The comparison's credibility collapses further from there:

Broken Protocol: When the Jules agent (running Gemini) failed during the "Focus Mode" feature test, the author didn't log it as a failure. Instead, he broke his own methodology, switched to a completely different tool (Google AI Studio), and fed it context manually. This is a critical failure in testing; you cannot change the rules for one contestant mid-test.
Blatant Conflict of Interest: The final test involves building an AI agent using Composio. The author is explicitly writing "for Composio", meaning he's using this article to test and showcase his own company's product. This isn't a neutral benchmark; it's a conflict of interest masquerading as analysis.
Arbitrary Evaluation: The criteria for winning are subjective and inconsistent. A working feature from Gemini (after its tool failed) is declared a "win", while Claude's "great" code with a logic bug is treated as a lesser success. The goalposts are moved to fit whatever narrative is being pushed in that section. Criticism without a solution is just bashing, so here is a blueprint for a comparison that would actually be useful:
Establish Neutral Ground: Test the models, not their proprietary tools. Use a single, neutral IDE like VS Code with a third-party extension that can connect to both the Claude and Gemini APIs. This makes the environment and workflow identical.

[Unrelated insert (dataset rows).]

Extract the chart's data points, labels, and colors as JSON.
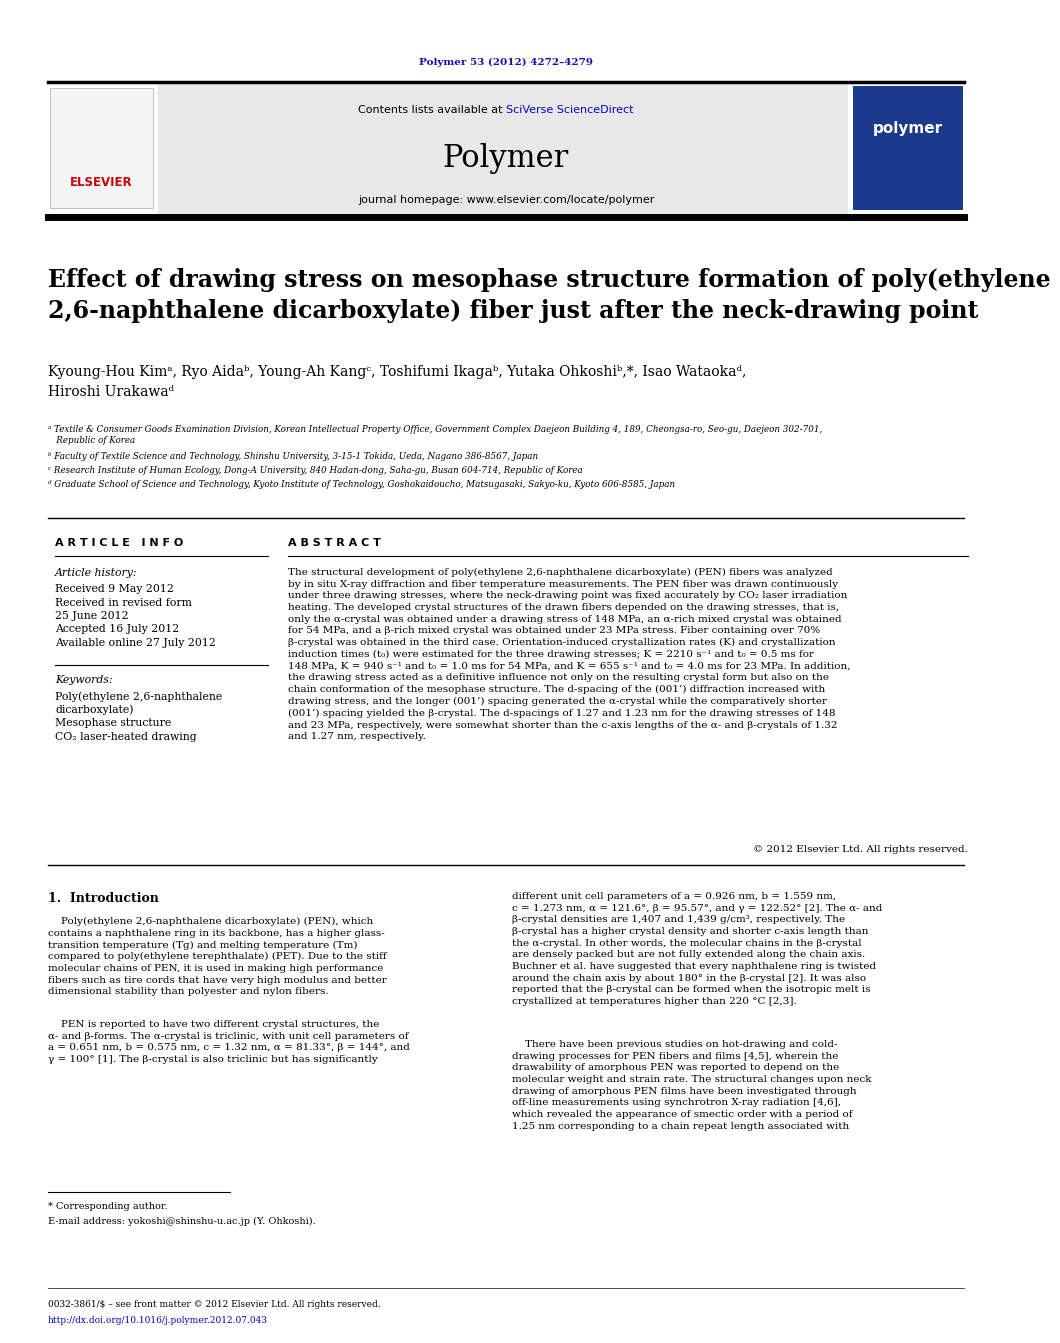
{
  "page_width": 9.92,
  "page_height": 13.23,
  "bg_color": "#ffffff",
  "journal_ref": "Polymer 53 (2012) 4272–4279",
  "journal_ref_color": "#1a0dab",
  "header_bg": "#e8e8e8",
  "contents_text": "Contents lists available at ",
  "sciverse_text": "SciVerse ScienceDirect",
  "sciverse_color": "#0000cc",
  "journal_name": "Polymer",
  "journal_homepage": "journal homepage: www.elsevier.com/locate/polymer",
  "paper_title": "Effect of drawing stress on mesophase structure formation of poly(ethylene\n2,6-naphthalene dicarboxylate) fiber just after the neck-drawing point",
  "authors": "Kyoung-Hou Kimᵃ, Ryo Aidaᵇ, Young-Ah Kangᶜ, Toshifumi Ikagaᵇ, Yutaka Ohkoshiᵇ,*, Isao Wataokaᵈ,\nHiroshi Urakawaᵈ",
  "affil_a": "ᵃ Textile & Consumer Goods Examination Division, Korean Intellectual Property Office, Government Complex Daejeon Building 4, 189, Cheongsa-ro, Seo-gu, Daejeon 302-701,\n   Republic of Korea",
  "affil_b": "ᵇ Faculty of Textile Science and Technology, Shinshu University, 3-15-1 Tokida, Ueda, Nagano 386-8567, Japan",
  "affil_c": "ᶜ Research Institute of Human Ecology, Dong-A University, 840 Hadan-dong, Saha-gu, Busan 604-714, Republic of Korea",
  "affil_d": "ᵈ Graduate School of Science and Technology, Kyoto Institute of Technology, Goshokaidoucho, Matsugasaki, Sakyo-ku, Kyoto 606-8585, Japan",
  "article_info_header": "A R T I C L E   I N F O",
  "abstract_header": "A B S T R A C T",
  "article_history_label": "Article history:",
  "received1": "Received 9 May 2012",
  "received2": "Received in revised form",
  "received2b": "25 June 2012",
  "accepted": "Accepted 16 July 2012",
  "available": "Available online 27 July 2012",
  "keywords_label": "Keywords:",
  "keyword1": "Poly(ethylene 2,6-naphthalene",
  "keyword2": "dicarboxylate)",
  "keyword3": "Mesophase structure",
  "keyword4": "CO₂ laser-heated drawing",
  "abstract_text": "The structural development of poly(ethylene 2,6-naphthalene dicarboxylate) (PEN) fibers was analyzed\nby in situ X-ray diffraction and fiber temperature measurements. The PEN fiber was drawn continuously\nunder three drawing stresses, where the neck-drawing point was fixed accurately by CO₂ laser irradiation\nheating. The developed crystal structures of the drawn fibers depended on the drawing stresses, that is,\nonly the α-crystal was obtained under a drawing stress of 148 MPa, an α-rich mixed crystal was obtained\nfor 54 MPa, and a β-rich mixed crystal was obtained under 23 MPa stress. Fiber containing over 70%\nβ-crystal was obtained in the third case. Orientation-induced crystallization rates (K) and crystallization\ninduction times (t₀) were estimated for the three drawing stresses; K = 2210 s⁻¹ and t₀ = 0.5 ms for\n148 MPa, K = 940 s⁻¹ and t₀ = 1.0 ms for 54 MPa, and K = 655 s⁻¹ and t₀ = 4.0 ms for 23 MPa. In addition,\nthe drawing stress acted as a definitive influence not only on the resulting crystal form but also on the\nchain conformation of the mesophase structure. The d-spacing of the (001’) diffraction increased with\ndrawing stress, and the longer (001’) spacing generated the α-crystal while the comparatively shorter\n(001’) spacing yielded the β-crystal. The d-spacings of 1.27 and 1.23 nm for the drawing stresses of 148\nand 23 MPa, respectively, were somewhat shorter than the c-axis lengths of the α- and β-crystals of 1.32\nand 1.27 nm, respectively.",
  "copyright": "© 2012 Elsevier Ltd. All rights reserved.",
  "intro_header": "1.  Introduction",
  "intro_text1": "    Poly(ethylene 2,6-naphthalene dicarboxylate) (PEN), which\ncontains a naphthalene ring in its backbone, has a higher glass-\ntransition temperature (Tg) and melting temperature (Tm)\ncompared to poly(ethylene terephthalate) (PET). Due to the stiff\nmolecular chains of PEN, it is used in making high performance\nfibers such as tire cords that have very high modulus and better\ndimensional stability than polyester and nylon fibers.",
  "intro_text2": "    PEN is reported to have two different crystal structures, the\nα- and β-forms. The α-crystal is triclinic, with unit cell parameters of\na = 0.651 nm, b = 0.575 nm, c = 1.32 nm, α = 81.33°, β = 144°, and\nγ = 100° [1]. The β-crystal is also triclinic but has significantly",
  "right_col_text": "different unit cell parameters of a = 0.926 nm, b = 1.559 nm,\nc = 1.273 nm, α = 121.6°, β = 95.57°, and γ = 122.52° [2]. The α- and\nβ-crystal densities are 1,407 and 1,439 g/cm³, respectively. The\nβ-crystal has a higher crystal density and shorter c-axis length than\nthe α-crystal. In other words, the molecular chains in the β-crystal\nare densely packed but are not fully extended along the chain axis.\nBuchner et al. have suggested that every naphthalene ring is twisted\naround the chain axis by about 180° in the β-crystal [2]. It was also\nreported that the β-crystal can be formed when the isotropic melt is\ncrystallized at temperatures higher than 220 °C [2,3].",
  "right_col_text2": "    There have been previous studies on hot-drawing and cold-\ndrawing processes for PEN fibers and films [4,5], wherein the\ndrawability of amorphous PEN was reported to depend on the\nmolecular weight and strain rate. The structural changes upon neck\ndrawing of amorphous PEN films have been investigated through\noff-line measurements using synchrotron X-ray radiation [4,6],\nwhich revealed the appearance of smectic order with a period of\n1.25 nm corresponding to a chain repeat length associated with",
  "footnote_star": "* Corresponding author.",
  "footnote_email": "E-mail address: yokoshi@shinshu-u.ac.jp (Y. Ohkoshi).",
  "footer_left": "0032-3861/$ – see front matter © 2012 Elsevier Ltd. All rights reserved.",
  "footer_doi": "http://dx.doi.org/10.1016/j.polymer.2012.07.043"
}
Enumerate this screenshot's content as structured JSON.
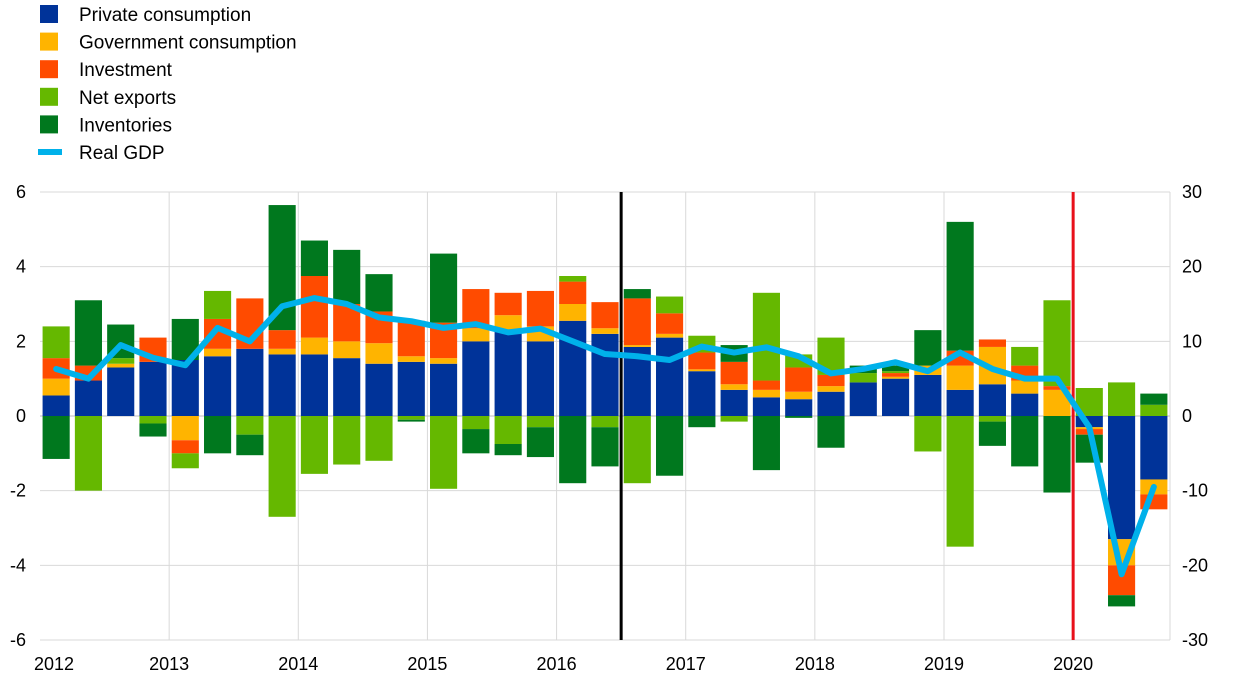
{
  "chart_data": {
    "type": "bar",
    "stacked": true,
    "x_tick_labels": [
      "2012",
      "2013",
      "2014",
      "2015",
      "2016",
      "2017",
      "2018",
      "2019",
      "2020"
    ],
    "ylim_left": [
      -6,
      6
    ],
    "ylim_right": [
      -30,
      30
    ],
    "yticks_left": [
      "6",
      "4",
      "2",
      "0",
      "-2",
      "-4",
      "-6"
    ],
    "yticks_right": [
      "30",
      "20",
      "10",
      "0",
      "-10",
      "-20",
      "-30"
    ],
    "grid": true,
    "legend_position": "top-left",
    "vertical_markers": [
      {
        "after_index": 17,
        "color": "#000000"
      },
      {
        "after_index": 31,
        "color": "#e8101a"
      }
    ],
    "series": [
      {
        "name": "Private consumption",
        "color": "#003399",
        "values": [
          0.55,
          0.95,
          1.3,
          1.45,
          1.5,
          1.6,
          1.8,
          1.65,
          1.65,
          1.55,
          1.4,
          1.45,
          1.4,
          2.0,
          2.25,
          2.0,
          2.55,
          2.2,
          1.85,
          2.1,
          1.2,
          0.7,
          0.5,
          0.45,
          0.65,
          0.9,
          1.0,
          1.1,
          0.7,
          0.85,
          0.6,
          -0.0,
          -0.3,
          -3.3,
          -1.7
        ]
      },
      {
        "name": "Government consumption",
        "color": "#ffb400",
        "values": [
          0.45,
          0.0,
          0.1,
          0.0,
          -0.65,
          0.2,
          0.0,
          0.15,
          0.45,
          0.45,
          0.55,
          0.15,
          0.15,
          0.35,
          0.45,
          0.4,
          0.45,
          0.15,
          0.05,
          0.1,
          0.05,
          0.15,
          0.2,
          0.2,
          0.15,
          0.0,
          0.05,
          0.25,
          0.65,
          1.0,
          0.35,
          0.7,
          -0.05,
          -0.7,
          -0.4
        ]
      },
      {
        "name": "Investment",
        "color": "#ff4b00",
        "values": [
          0.55,
          0.4,
          0.0,
          0.65,
          -0.35,
          0.8,
          1.35,
          0.5,
          1.65,
          1.0,
          0.85,
          0.95,
          0.95,
          1.05,
          0.6,
          0.95,
          0.6,
          0.7,
          1.25,
          0.55,
          0.45,
          0.6,
          0.25,
          0.65,
          0.3,
          0.0,
          0.1,
          0.0,
          0.4,
          0.2,
          0.4,
          0.1,
          -0.15,
          -0.8,
          -0.4
        ]
      },
      {
        "name": "Net exports",
        "color": "#65b800",
        "values": [
          0.85,
          -2.0,
          0.15,
          -0.2,
          -0.4,
          0.75,
          -0.5,
          -2.7,
          -1.55,
          -1.3,
          -1.2,
          -0.1,
          -1.95,
          -0.35,
          -0.75,
          -0.3,
          0.15,
          -0.3,
          -1.8,
          0.45,
          0.45,
          -0.15,
          2.35,
          0.35,
          1.0,
          0.25,
          0.05,
          -0.95,
          -3.5,
          -0.15,
          0.5,
          2.3,
          0.75,
          0.9,
          0.3
        ]
      },
      {
        "name": "Inventories",
        "color": "#00781e",
        "values": [
          -1.15,
          1.75,
          0.9,
          -0.35,
          1.1,
          -1.0,
          -0.55,
          3.35,
          0.95,
          1.45,
          1.0,
          -0.05,
          1.85,
          -0.65,
          -0.3,
          -0.8,
          -1.8,
          -1.05,
          0.25,
          -1.6,
          -0.3,
          0.45,
          -1.45,
          -0.05,
          -0.85,
          0.2,
          0.15,
          0.95,
          3.45,
          -0.65,
          -1.35,
          -2.05,
          -0.75,
          -0.3,
          0.3
        ]
      },
      {
        "name": "Real GDP",
        "color": "#00b1ea",
        "type": "line",
        "axis": "right",
        "values": [
          6.3,
          5.0,
          9.5,
          7.8,
          6.8,
          11.8,
          10.0,
          14.7,
          15.8,
          15.0,
          13.2,
          12.7,
          11.8,
          12.3,
          11.2,
          11.7,
          10.0,
          8.3,
          8.0,
          7.5,
          9.3,
          8.5,
          9.2,
          8.0,
          5.7,
          6.3,
          7.2,
          6.0,
          8.5,
          6.3,
          5.0,
          5.0,
          -1.5,
          -21.2,
          -9.5
        ]
      }
    ]
  }
}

Standardize Identical Tasks: The prompts and tasks must be 100% identical for both models. No asking one to perform a tool-specific function like init while the other performs a general task like writing a README.md.
Define Success Before Testing: Create a rigid, public scorecard before running any tests. This should include weighted metrics for functional correctness, adherence to all prompt constraints, and code quality. This prevents subjective, after-the-fact judging.
Ensure Transparency: If you are testing an integration with your own product, label it clearly as a "Case Study," not a neutral head-to-head comparison. An actual comparison requires rigor. This article offers none. It's a flawed, biased anecdote, not a credible analysis.